Albrecht Dürer
Albrecht Dürer, Alman ressamı ve gravürcüsü (Nürnberg 1471-ay.y. 1528). Kuyumcu olan babasının yanında çalışan (bu etki sonradan, tablolarında ayrıntıları kılı kırk yararcasına verme kaygısında görüldü) Albrecht Dürer, 1485'e doğru Nürnberg'de ressam Wohlgemuth'un atölyesine girdi. Dört yıl sonra Colmar'a giderek Schongauer kardeşlerle tanıştı. Sonra, Basel ve Venedik'e giaip, Nürnberg'e dönerek, evlendi. Babasının dev bir portresini (1490), Wohlgemuth'un portresini (1490) ve kendinin nişanlılık portresini (1493) yapıp, 1497'de, en güzel yapıtlarından biri olan Oswald Kell'in portresini gerçekleştirdi. Bu arada İtalya'ya bir yolculuk yaparak İtalyan gravür sanatının (özellikle Mantegna'nın bakır üstüne gravürlerinin) etkisinde kaldı ve 1498'de yaptığı Apokalips dizisiyle, o güne kadar tahta üstüne oyulmuş en güzel yapıtları ortaya koydu. 1505-1507 arasında Venedik'te kalarak beş çiltlik İnsan Bedeni Orantıları Kitapları (1528'de yayınlandı) adlı yapıtının öğelerini derledi. 1508'de Büyücü Kralların Tapınması tablosunu, 1510'da tahta üstüne Meryem'in Yaşamı'nı yaptı. 1510'da ağaç üstüne Büyük Acı gravürünü gerçekleştirip, 1511'de yaptığı Âdem ile Havva tablosuyla, bir kompozisyon başyapıtı verdi. Aynı yıl, bakır üstüne Meryem'in Yaşamı, ağaç üstüne Küçük Acı gravürlerini, Küçük Acı ve Büyük Acı'nın bakır basmalarını yaptı. O tarihten sonra gerçek ustalığına ulaşıp, Nietzsche'nin hayran kaldığı Şövalye, Ölüm ve Şeytan, Melankoli ve Aziz Hieronymus Hücresinde gravürleriyle sanatının doruğuna erişti. 1511-1520 arasında imparator Maximilian için çalışıp (Kralın Dua Kitabı'nın resimlenmesi), 1520'de Hollanda'ya giderek, güçlü ve içe dönük sanatıyla çok beğenildi. Kendi de Van Eyck'tan etkilendi (Dört Havari).

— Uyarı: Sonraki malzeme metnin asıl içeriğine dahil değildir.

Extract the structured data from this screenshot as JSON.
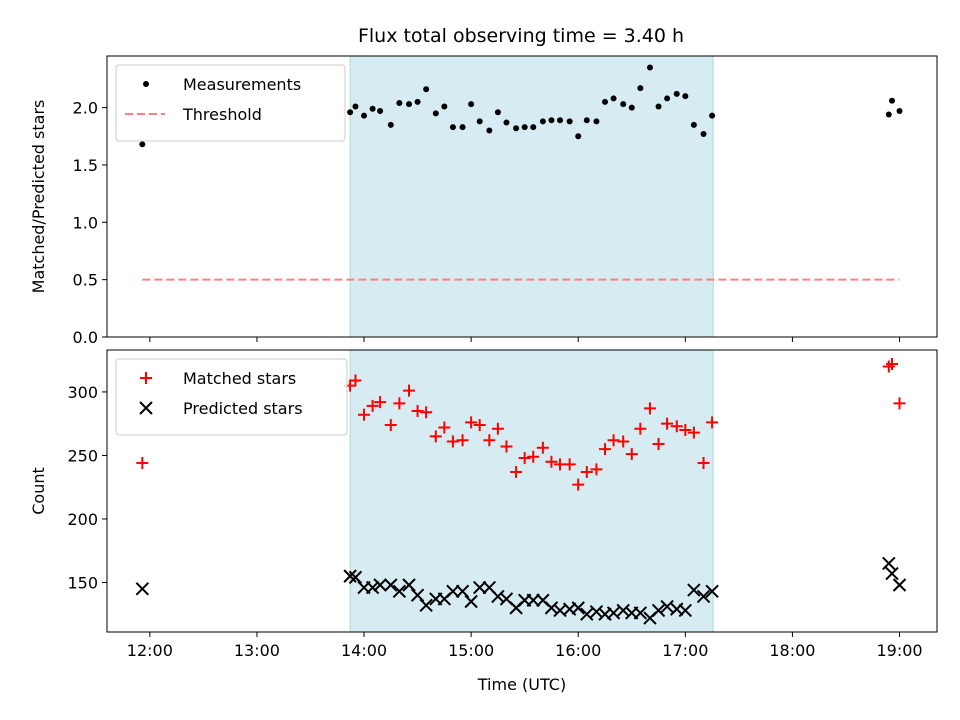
{
  "chart_data": [
    {
      "type": "scatter",
      "title": "Flux total observing time = 3.40 h",
      "xlabel": "",
      "ylabel": "Matched/Predicted stars",
      "ylim": [
        0,
        2.45
      ],
      "yticks": [
        0.0,
        0.5,
        1.0,
        1.5,
        2.0
      ],
      "ytick_labels": [
        "0.0",
        "0.5",
        "1.0",
        "1.5",
        "2.0"
      ],
      "xlim": [
        11.6,
        19.35
      ],
      "xticks": [
        12,
        13,
        14,
        15,
        16,
        17,
        18,
        19
      ],
      "xtick_labels": [],
      "shaded_region": {
        "x_start": 13.87,
        "x_end": 17.26,
        "color": "#add8e6"
      },
      "series": [
        {
          "name": "Measurements",
          "marker": "dot",
          "color": "#000000",
          "x": [
            11.93,
            13.87,
            13.92,
            14.0,
            14.08,
            14.15,
            14.25,
            14.33,
            14.42,
            14.5,
            14.58,
            14.67,
            14.75,
            14.83,
            14.92,
            15.0,
            15.08,
            15.17,
            15.25,
            15.33,
            15.42,
            15.5,
            15.58,
            15.67,
            15.75,
            15.83,
            15.92,
            16.0,
            16.08,
            16.17,
            16.25,
            16.33,
            16.42,
            16.5,
            16.58,
            16.67,
            16.75,
            16.83,
            16.92,
            17.0,
            17.08,
            17.17,
            17.25,
            18.9,
            18.93,
            19.0
          ],
          "y": [
            1.68,
            1.96,
            2.01,
            1.93,
            1.99,
            1.97,
            1.85,
            2.04,
            2.03,
            2.05,
            2.16,
            1.95,
            2.01,
            1.83,
            1.83,
            2.03,
            1.88,
            1.8,
            1.96,
            1.87,
            1.82,
            1.83,
            1.83,
            1.88,
            1.89,
            1.89,
            1.88,
            1.75,
            1.89,
            1.88,
            2.05,
            2.08,
            2.03,
            2.0,
            2.17,
            2.35,
            2.01,
            2.08,
            2.12,
            2.1,
            1.85,
            1.77,
            1.93,
            1.94,
            2.06,
            1.97
          ]
        },
        {
          "name": "Threshold",
          "marker": "dashed-line",
          "color": "#ff7f7f",
          "x": [
            11.93,
            19.0
          ],
          "y": [
            0.5,
            0.5
          ]
        }
      ],
      "legend_position": "upper left"
    },
    {
      "type": "scatter",
      "title": "",
      "xlabel": "Time (UTC)",
      "ylabel": "Count",
      "ylim": [
        111,
        333
      ],
      "yticks": [
        150,
        200,
        250,
        300
      ],
      "ytick_labels": [
        "150",
        "200",
        "250",
        "300"
      ],
      "xlim": [
        11.6,
        19.35
      ],
      "xticks": [
        12,
        13,
        14,
        15,
        16,
        17,
        18,
        19
      ],
      "xtick_labels": [
        "12:00",
        "13:00",
        "14:00",
        "15:00",
        "16:00",
        "17:00",
        "18:00",
        "19:00"
      ],
      "shaded_region": {
        "x_start": 13.87,
        "x_end": 17.26,
        "color": "#add8e6"
      },
      "series": [
        {
          "name": "Matched stars",
          "marker": "plus",
          "color": "#ff0000",
          "x": [
            11.93,
            13.87,
            13.92,
            14.0,
            14.08,
            14.15,
            14.25,
            14.33,
            14.42,
            14.5,
            14.58,
            14.67,
            14.75,
            14.83,
            14.92,
            15.0,
            15.08,
            15.17,
            15.25,
            15.33,
            15.42,
            15.5,
            15.58,
            15.67,
            15.75,
            15.83,
            15.92,
            16.0,
            16.08,
            16.17,
            16.25,
            16.33,
            16.42,
            16.5,
            16.58,
            16.67,
            16.75,
            16.83,
            16.92,
            17.0,
            17.08,
            17.17,
            17.25,
            18.9,
            18.93,
            19.0
          ],
          "y": [
            244,
            305,
            309,
            282,
            289,
            292,
            274,
            291,
            301,
            285,
            284,
            265,
            272,
            261,
            262,
            276,
            274,
            262,
            271,
            257,
            237,
            248,
            249,
            256,
            245,
            243,
            243,
            227,
            237,
            239,
            255,
            262,
            261,
            251,
            271,
            287,
            259,
            275,
            273,
            270,
            268,
            244,
            276,
            320,
            322,
            291
          ]
        },
        {
          "name": "Predicted stars",
          "marker": "x",
          "color": "#000000",
          "x": [
            11.93,
            13.87,
            13.92,
            14.0,
            14.08,
            14.15,
            14.25,
            14.33,
            14.42,
            14.5,
            14.58,
            14.67,
            14.75,
            14.83,
            14.92,
            15.0,
            15.08,
            15.17,
            15.25,
            15.33,
            15.42,
            15.5,
            15.58,
            15.67,
            15.75,
            15.83,
            15.92,
            16.0,
            16.08,
            16.17,
            16.25,
            16.33,
            16.42,
            16.5,
            16.58,
            16.67,
            16.75,
            16.83,
            16.92,
            17.0,
            17.08,
            17.17,
            17.25,
            18.9,
            18.93,
            19.0
          ],
          "y": [
            145,
            155,
            154,
            146,
            146,
            148,
            148,
            143,
            148,
            140,
            132,
            137,
            137,
            143,
            143,
            135,
            146,
            146,
            139,
            137,
            130,
            136,
            136,
            136,
            130,
            128,
            129,
            130,
            125,
            127,
            125,
            126,
            128,
            126,
            126,
            122,
            128,
            131,
            129,
            128,
            144,
            139,
            143,
            165,
            157,
            148
          ]
        }
      ],
      "legend_position": "upper left"
    }
  ]
}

Albrecht Dürer her şeyden önce olağanüstü bir süslemecidir (suluboyalar). Bakır gravürcülüğünü, o güne kadar bilinmeyen gümüş rengi tonlar vererek dev adımlarla ilerletmiştir. Yapıtlarında, esinden çok sağduyunun payı ağır basar. İtalyan sanatının dev biçimlerini Alman sanatının derinliğiyle birleştirmeyi başarmış, ama Eskiçağ sanatını taklide kalkıştığında (Lucretia), başarısızlığa düşmüştür.
Not: Albrecht Dürer'in Kendi Portresi (1500), bütün yapıtlarına egemen olan teknik dehasını ve duygusal yoğunluğu yansıtmaktadır. Dürer, İtalyan Rönesansı'nın yeniliklerini Kuzey Avrupa sanatına aktarmıştır. (Alte Pinakothek, Münih.)